Local security experts weighs in on worldwide cyber attack


The state-run People's Daily compared the cyber attack to the terrorist hacking depicted in the U.S. film "Die Hard 4", warning that China's role in global trade and internet connectivity opened it to increased risks from overseas. He added that the rate of infection has slowed over the weekend.

Lieu, who noted on his Web site that he is "one of only four computer science majors serving in Congress", supports changing the vulnerabilities equities process (VEP) to ensure greater transparency in how the federal government notifies software companies about bugs it identifies. "Yet, when a serious vulnerability is discovered in software, many companies respond slowly or say it's not their problem". Research into defensive methods and better strategies for patching systems is less sexy than over-hyped zero-day vulnerabilities or imaginary "cyber-missiles", but it is the surest path to a more secure internet for everyone. "They've been able to manage through it".

The UK government has defended the NHS's cyber-security procedures, days after a number of trusts were taken offline by the WannaCry ransomware.
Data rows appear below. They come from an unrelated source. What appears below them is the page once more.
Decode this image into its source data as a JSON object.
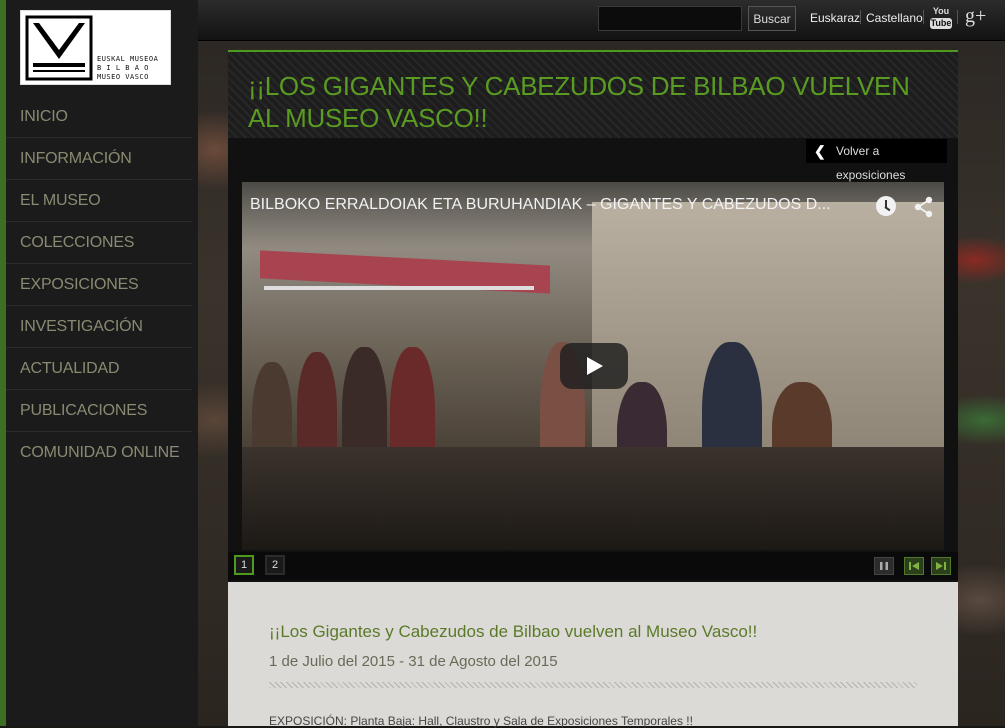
{
  "header": {
    "search": {
      "value": "",
      "placeholder": ""
    },
    "search_button": "Buscar",
    "languages": [
      "Euskaraz",
      "Castellano"
    ],
    "social": {
      "youtube_top": "You",
      "youtube_bottom": "Tube",
      "gplus": "g+"
    }
  },
  "logo": {
    "lines": [
      "EUSKAL MUSEOA",
      "B I L B A O",
      "MUSEO VASCO"
    ]
  },
  "sidebar": {
    "items": [
      {
        "label": "INICIO"
      },
      {
        "label": "INFORMACIÓN"
      },
      {
        "label": "EL MUSEO"
      },
      {
        "label": "COLECCIONES"
      },
      {
        "label": "EXPOSICIONES"
      },
      {
        "label": "INVESTIGACIÓN"
      },
      {
        "label": "ACTUALIDAD"
      },
      {
        "label": "PUBLICACIONES"
      },
      {
        "label": "COMUNIDAD ONLINE"
      }
    ]
  },
  "main": {
    "title": "¡¡LOS GIGANTES Y CABEZUDOS DE BILBAO VUELVEN AL MUSEO VASCO!!",
    "back_button": "Volver a exposiciones",
    "video": {
      "title": "BILBOKO ERRALDOIAK ETA BURUHANDIAK – GIGANTES Y CABEZUDOS D..."
    },
    "slider": {
      "pages": [
        "1",
        "2"
      ],
      "active_page": "1"
    }
  },
  "content": {
    "title": "¡¡Los Gigantes y Cabezudos de Bilbao vuelven al Museo Vasco!!",
    "date": "1 de Julio del 2015 - 31 de Agosto del 2015",
    "text": "EXPOSICIÓN:  Planta Baja: Hall, Claustro y Sala de Exposiciones Temporales !!"
  },
  "colors": {
    "accent_green": "#4e9a1e",
    "title_green": "#5a9b22",
    "sidebar_text": "#8a8a72"
  }
}
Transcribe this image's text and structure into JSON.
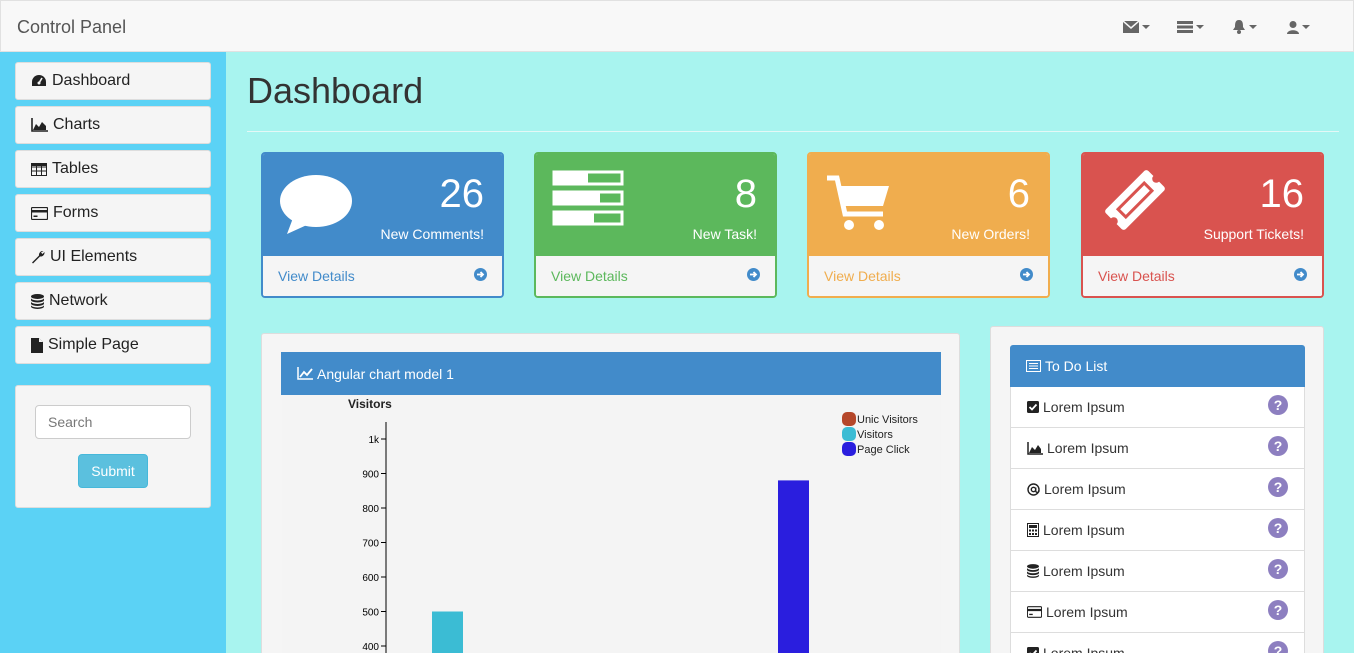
{
  "navbar": {
    "brand": "Control Panel",
    "icons": [
      "envelope-icon",
      "tasks-icon",
      "bell-icon",
      "user-icon"
    ]
  },
  "sidebar": {
    "items": [
      {
        "label": "Dashboard",
        "icon": "dashboard-icon"
      },
      {
        "label": "Charts",
        "icon": "area-chart-icon"
      },
      {
        "label": "Tables",
        "icon": "table-icon"
      },
      {
        "label": "Forms",
        "icon": "credit-card-icon"
      },
      {
        "label": "UI Elements",
        "icon": "wrench-icon"
      },
      {
        "label": "Network",
        "icon": "database-icon"
      },
      {
        "label": "Simple Page",
        "icon": "file-icon"
      }
    ],
    "search_placeholder": "Search",
    "submit_label": "Submit"
  },
  "main": {
    "title": "Dashboard"
  },
  "panels": [
    {
      "count": "26",
      "label": "New Comments!",
      "footer": "View Details",
      "color": "#428bca",
      "icon": "comment-icon"
    },
    {
      "count": "8",
      "label": "New Task!",
      "footer": "View Details",
      "color": "#5cb85c",
      "icon": "tasks-icon"
    },
    {
      "count": "6",
      "label": "New Orders!",
      "footer": "View Details",
      "color": "#f0ad4e",
      "icon": "shopping-cart-icon"
    },
    {
      "count": "16",
      "label": "Support Tickets!",
      "footer": "View Details",
      "color": "#d9534f",
      "icon": "ticket-icon"
    }
  ],
  "chart_panel": {
    "title": "Angular chart model 1"
  },
  "chart_data": {
    "type": "bar",
    "title": "",
    "ylabel": "Visitors",
    "ylim": [
      300,
      1000
    ],
    "yticks": [
      "400",
      "500",
      "600",
      "700",
      "800",
      "900",
      "1k"
    ],
    "series": [
      {
        "name": "Unic Visitors",
        "color": "#b5472a",
        "values": []
      },
      {
        "name": "Visitors",
        "color": "#3bbcd4",
        "values": [
          500
        ]
      },
      {
        "name": "Page Click",
        "color": "#2a1ede",
        "values": [
          880
        ]
      }
    ],
    "legend_position": "top-right",
    "grid": false
  },
  "todo": {
    "title": "To Do List",
    "items": [
      {
        "label": "Lorem Ipsum",
        "icon": "check-square-icon"
      },
      {
        "label": "Lorem Ipsum",
        "icon": "area-chart-icon"
      },
      {
        "label": "Lorem Ipsum",
        "icon": "at-icon"
      },
      {
        "label": "Lorem Ipsum",
        "icon": "calculator-icon"
      },
      {
        "label": "Lorem Ipsum",
        "icon": "database-icon"
      },
      {
        "label": "Lorem Ipsum",
        "icon": "credit-card-icon"
      },
      {
        "label": "Lorem Ipsum",
        "icon": "check-square-icon"
      }
    ],
    "help_glyph": "?"
  }
}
The initial attack had started after many offices had closed Friday. If a more recent version of Windows is running on the computer and it stays up-to-date, it should not be vulnerable to the current attack or WannaCry. NIC is monitoring more than 100 websites of state departments, institutions and colleges. "On China's most prestigious college campuses, students reported being locked out of their final papers".

Here are the steps to prevent your computer from the attack, as reported by CNET.

Affected Windows systems include everything from Windows Vista, Windows Server 2008, Windows 7, Windows 8.x, Windows Server 2012, Windows 10 and Windows Server 2016. Hackers then demand hundreds of dollars in ransom saying the files would be destroyed unless the money was paid.

More news: US Attorney General Jeff Sessions orders crackdown on drug traffickers

"The recent attack is at an unprecedented level and will require a complex global investigation to identify the culprits", Europol's European Cybercrime Center says. It asked for a ransom payment of $300 in bitcoin to unlock the computer.

The WannaCry or WannaCrypt ransomware attack deployed a Windows exploit that the National Security Agency had used for its own purposes until it was leaked in April by the hacking group Shadow Brokers. He says that when the NSA lost control of the software behind the cyberattack, it was like "the USA military having some of its Tomahawk missiles stolen". A researcher from Google posted on Twitter that an early version of WannaCrypt from February shared some of the same programming code as malicious software used by the Lazarus Group, the alleged North Korean government hackers behind the destructive attack on Sony in 2014 and the theft of $81m from a Bangladesh central bank account at the New York Fed past year. One month earlier, Microsoft had released a patch targeting the vulnerability. The VEP is meant to balance the advantages gained by keeping a given software vulnerability secret versus the potential risks to the world at large.

"This was not a tool developed by the NSA to hold ransom data", homeland security adviser Bossert said at Monday's White House briefing. But we note that it's no accident that the expert, who prefers to remain anonymous and uses the name Malware Tech, registered a domain name that was called out in the code and used it to stop the worm from spreading.

"Variants are coming up with code changes and the kill switch removed but with less impact to be seen", said Abhishek Anand, cofounder of Fallible, a Bangalore-based cybersecurity startup.

The news came as health minister Jeremy Hunt confirmed that there had been no dreaded "second wave" of attacks following the initial assault last Friday.